Kerwin proposed POP! to the Bly committee in Fall 2015, envisioning, as she wrote in her proposal, “a series of pop-up performance events created by like-minded theater artists to experiment with the audience as participant” sometime in the following spring. The company she runs with Emily Zemba, Will Rucker and Whitney Dibo, called The Party Line, which ultimately presented the POP! events in September 2016, was founded in the months between submitting and receiving the Bly grant.
Each POP! Project, as outlined in the proposal, would occur in a business or public space in Bushwick, Brooklyn; play with the audience role as participant in the productions and would be free. (The only exception to this was a modest fee to cover the costs of food and gratuities that was charged for a puppet and dinner theater adventure called A Scandal at the Table at Hell Phone Speakeasy.) “It’s like a pop-up theater, things will pop up and pop down. I just thought the name pop was fun.”
The matching of artist and space was replicated by Kerwin and co-producer Emily Zemba multiple times for the numerous POP! Events. “Artists would propose the right space for their project, or we proposed a space and artists considered the right project to do.” All the locations fell into place during the summer once a key site, the bar Three Diamond Door, was confirmed.

A Scandal at the Table was proposed to Kerwin by her costumer designer colleague Hunter Kaczorowski who has a passion for puppetry and shadow puppets. “He wanted to do a puppet dinner party, French and macabre. I knew a place that would support that design and we wouldn’t have to do much to it at all, a French speakeasy restaurant.” This was Hell Phone.

There was a one-to-one performance called A Girl in a Bar where the artist Celeste Arias worked with a single audience member approached by a producer, presented with an envelope with a picture of Arias to identify her in the crowd, and instructed to approach her. The audience member would read a script crafted by Emily Zemba, breaking up with Arias, while Arias delivered her memorized lines.
Another solo piece called A Classical Affair involved the pivotal location Three Diamond Door and the pianist Jack Ramsey. “He just wanted to experiment with just playing classical piano in a bar where you don’t often hear it. What is that like, to just be at your favorite bar on a Saturday afternoon drinking, and then there’s someone playing Beethoven?”
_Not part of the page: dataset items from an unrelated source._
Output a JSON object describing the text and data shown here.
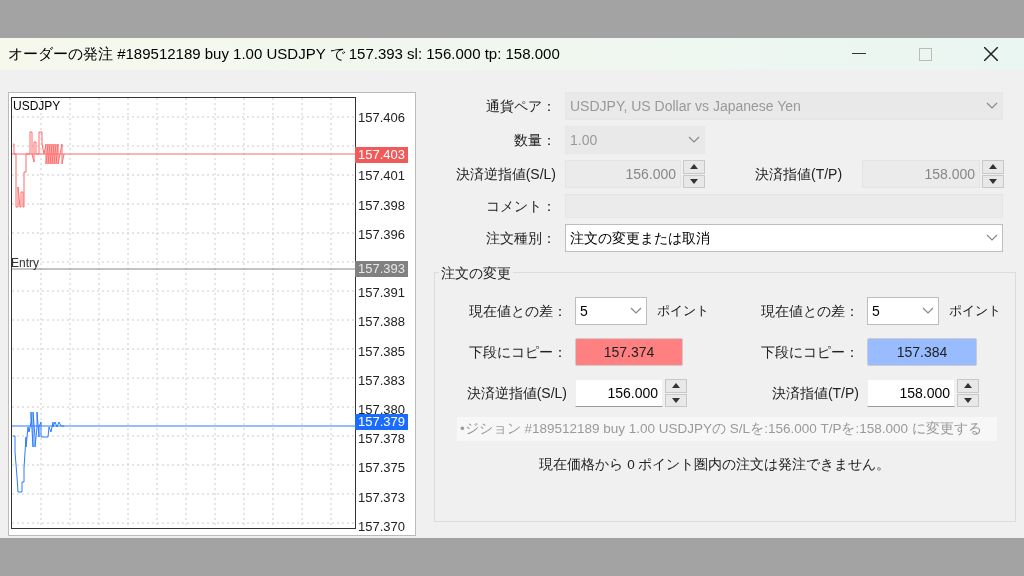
{
  "window": {
    "title": "オーダーの発注 #189512189 buy 1.00 USDJPY で 157.393 sl: 156.000 tp: 158.000"
  },
  "chart": {
    "symbol": "USDJPY",
    "entry_label": "Entry",
    "axis_labels": [
      "157.406",
      "157.401",
      "157.398",
      "157.396",
      "157.391",
      "157.388",
      "157.385",
      "157.383",
      "157.380",
      "157.378",
      "157.375",
      "157.373",
      "157.370"
    ],
    "bid_badge": "157.403",
    "entry_badge": "157.393",
    "ask_badge": "157.379"
  },
  "form": {
    "symbol": {
      "label": "通貨ペア：",
      "value": "USDJPY, US Dollar vs Japanese Yen",
      "disabled": true
    },
    "volume": {
      "label": "数量：",
      "value": "1.00",
      "disabled": true
    },
    "stop_loss": {
      "label": "決済逆指値(S/L)",
      "value": "156.000",
      "disabled": true
    },
    "take_profit": {
      "label": "決済指値(T/P)",
      "value": "158.000",
      "disabled": true
    },
    "comment": {
      "label": "コメント：",
      "disabled": true
    },
    "order_type": {
      "label": "注文種別：",
      "value": "注文の変更または取消",
      "disabled": false
    }
  },
  "modify": {
    "title": "注文の変更",
    "columns": [
      {
        "diff_label": "現在値との差：",
        "diff_value": "5",
        "unit": "ポイント",
        "copy_label": "下段にコピー：",
        "copy_value": "157.374",
        "color": "#ff8080",
        "price_label": "決済逆指値(S/L)",
        "price_value": "156.000"
      },
      {
        "diff_label": "現在値との差：",
        "diff_value": "5",
        "unit": "ポイント",
        "copy_label": "下段にコピー：",
        "copy_value": "157.384",
        "color": "#99bbff",
        "price_label": "決済指値(T/P)",
        "price_value": "158.000"
      }
    ],
    "summary": {
      "label": "•ジション #189512189 buy 1.00 USDJPYの S/Lを:156.000 T/Pを:158.000 に変更する",
      "disabled": true
    },
    "notice": "現在価格から 0 ポイント圏内の注文は発注できません。"
  }
}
Receiving the Bly Grant affected Kerwin’s process in several ways. First, she was compelled to make good on her commitment. “If I don’t do it, I’m contractually obligated to give the money back, and that would be embarrassing and it would embarrass the people that wrote my letters of recommendation,” she reflected with a laugh.
There were practical and developmental effects too. Monthly calls with Liz Engelman, a prominent dramaturg and new play development expert from the Bly grant selection committee, began in January 2016 that helped Kerwin to break down the unwieldy project and develop contingency plans for performances if no venues came through, including U-Haul trucks, parking lots and cars. Editing to the essence was a lesson too. “Part of working on this was using your producing and editorial eye to know when your ideas are getting too big.”
Kerwin thanks the Bly grant for keeping her spirits up and keeping her on task. “I’m pretty gutsy, but I don’t know that we would have had the guts to put our neck on the line without the Bly Grant forcing us to do it.”